Neural Netw. 2024 Dec 18:184:107070. doi: 10.1016/j.neunet.2024.107070. Online ahead of print.

Abstract

Currently, for obtaining more accurate counts, existing methods primarily utilize RGB images combined with features of complementary modality (X-modality) for counting. However, designing a model that can adapt to various sensors is still an unsolved issue due to the differences in features between different modalities. Therefore, this paper proposes a unified fusion framework called CMFX for RGB-X crowd counting. CMFX contains three core components: fast feature aggregation module (FFAM), cross-modal feature interaction module (CFIM), and cross-modal feature decoding module (CFDM). Specifically, FFAM aims to enhance the fusion representation capability of low-level multimodal features through lightweight mixed attention. CFIM can fully realize the interaction and fusion of high-level features by rectifying the feature information of two modalities and exploring their potential correlations. In addition, CFDM employs a novel graph convolution block for refining and preserving cross-modal features at high-level and low-level.
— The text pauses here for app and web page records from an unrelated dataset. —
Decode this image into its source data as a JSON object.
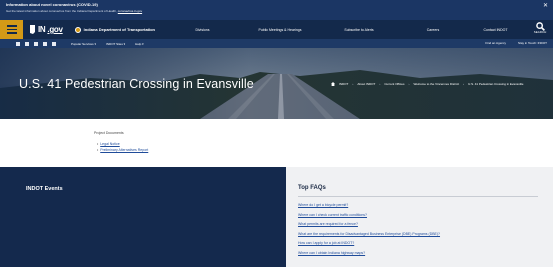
{
  "alert": {
    "title": "Information about novel coronavirus (COVID-19)",
    "text": "Get the latest information about coronavirus from the Indiana Department of Health,",
    "link": "coronavirus.in.gov",
    "close_icon": "close-icon"
  },
  "topnav": {
    "menu_icon": "hamburger-icon",
    "logo_text_in": "IN",
    "logo_text_gov": ".gov",
    "agency": "Indiana Department of Transportation",
    "items": [
      "Divisions",
      "Public Meetings & Hearings",
      "Subscribe to Alerts",
      "Careers",
      "Contact INDOT"
    ],
    "search_label": "SEARCH"
  },
  "subnav": {
    "share_icons": [
      "facebook-icon",
      "twitter-icon",
      "youtube-icon",
      "email-icon",
      "print-icon"
    ],
    "dropdowns": [
      "Popular Services ▾",
      "INDOT Sites ▾",
      "Help ▾"
    ],
    "right_links": [
      "Find an Agency",
      "Stay in Touch: INDOT"
    ]
  },
  "hero": {
    "title": "U.S. 41 Pedestrian Crossing in Evansville",
    "breadcrumbs": [
      "INDOT",
      "About INDOT",
      "Current Offices",
      "Welcome to the Vincennes District",
      "U.S. 41 Pedestrian Crossing in Evansville"
    ],
    "home_icon": "home-icon"
  },
  "content": {
    "heading": "Project Documents",
    "links": [
      "Legal Notice",
      "Preliminary Alternatives Report"
    ]
  },
  "events": {
    "title": "INDOT Events"
  },
  "faqs": {
    "title": "Top FAQs",
    "items": [
      "Where do I get a bicycle permit?",
      "Where can I check current traffic conditions?",
      "What permits are required for a fence?",
      "What are the requirements for Disadvantaged Business Enterprise (DBE) Programs (DBE)?",
      "How can I apply for a job at INDOT?",
      "Where can I obtain Indiana highway maps?"
    ]
  }
}
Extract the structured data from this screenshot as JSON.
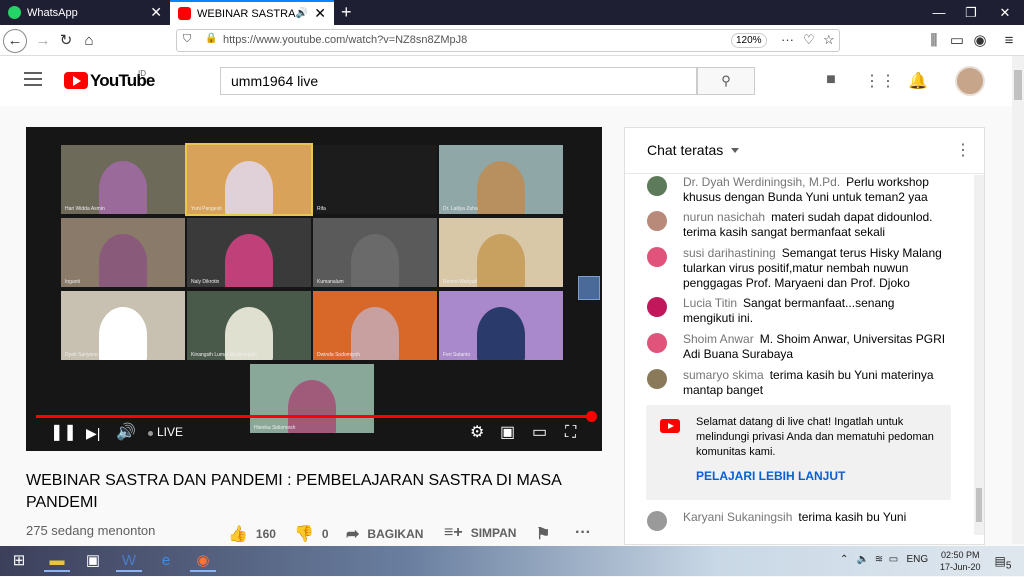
{
  "browser": {
    "tabs": [
      {
        "label": "WhatsApp",
        "color": "#25d366"
      },
      {
        "label": "WEBINAR SASTRA DAN PAN",
        "color": "#ff0000"
      }
    ],
    "url": "https://www.youtube.com/watch?v=NZ8sn8ZMpJ8",
    "zoom": "120%"
  },
  "youtube": {
    "logo_text": "YouTube",
    "region": "ID",
    "search_value": "umm1964 live"
  },
  "video": {
    "live_label": "LIVE",
    "participants": [
      "Hari Widda Asmin",
      "Yuni Pangesti",
      "Rifa",
      "Dr. Lailiya Zuha",
      "Inganti",
      "Naly Dikrotin",
      "Kumanalum",
      "Renna Wahyuti",
      "Dyah Sariyono",
      "Kinangsih Lumar Murtiningsih",
      "Dwinda Sodomiyoh",
      "Feri Sutanto",
      "Hienika Sidiomesh"
    ],
    "title": "WEBINAR SASTRA DAN PANDEMI : PEMBELAJARAN SASTRA DI MASA PANDEMI",
    "views": "275 sedang menonton",
    "likes": "160",
    "dislikes": "0",
    "share_label": "BAGIKAN",
    "save_label": "SIMPAN"
  },
  "chat": {
    "title": "Chat teratas",
    "messages": [
      {
        "author": "Dr. Dyah Werdiningsih, M.Pd.",
        "text": "Perlu workshop khusus dengan Bunda Yuni untuk teman2 yaa",
        "color": "#5d7a5a"
      },
      {
        "author": "nurun nasichah",
        "text": "materi sudah dapat didounlod. terima kasih sangat bermanfaat sekali",
        "color": "#b78a7a"
      },
      {
        "author": "susi darihastining",
        "text": "Semangat terus Hisky Malang tularkan virus positif,matur nembah nuwun penggagas Prof. Maryaeni dan Prof. Djoko",
        "color": "#e0537a"
      },
      {
        "author": "Lucia Titin",
        "text": "Sangat bermanfaat...senang mengikuti ini.",
        "color": "#c2185b"
      },
      {
        "author": "Shoim Anwar",
        "text": "M. Shoim Anwar, Universitas PGRI Adi Buana Surabaya",
        "color": "#e0537a"
      },
      {
        "author": "sumaryo skima",
        "text": "terima kasih bu Yuni materinya mantap banget",
        "color": "#8a7a5a"
      },
      {
        "author": "Karyani Sukaningsih",
        "text": "terima kasih bu Yuni",
        "color": "#9a9a9a"
      }
    ],
    "welcome_text": "Selamat datang di live chat! Ingatlah untuk melindungi privasi Anda dan mematuhi pedoman komunitas kami.",
    "welcome_link": "PELAJARI LEBIH LANJUT"
  },
  "taskbar": {
    "language": "ENG",
    "time": "02:50 PM",
    "date": "17-Jun-20",
    "notifications": "5"
  }
}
To validate CMFX, this paper unifies, for the first time, two modalities complementary to RGB images, namely depth and thermal. After extensive experiments on three public datasets RGBT-CC, DroneRGBT, and ShanghaiTechRGBD, we found that CFMX performs excellently in these two multimodal combinations. Code: https://github.com/Duanxm9/CMFX.

Keywords: Cross-modal fusion; Feature decoding; Feature rectification; RGB-X crowd counting.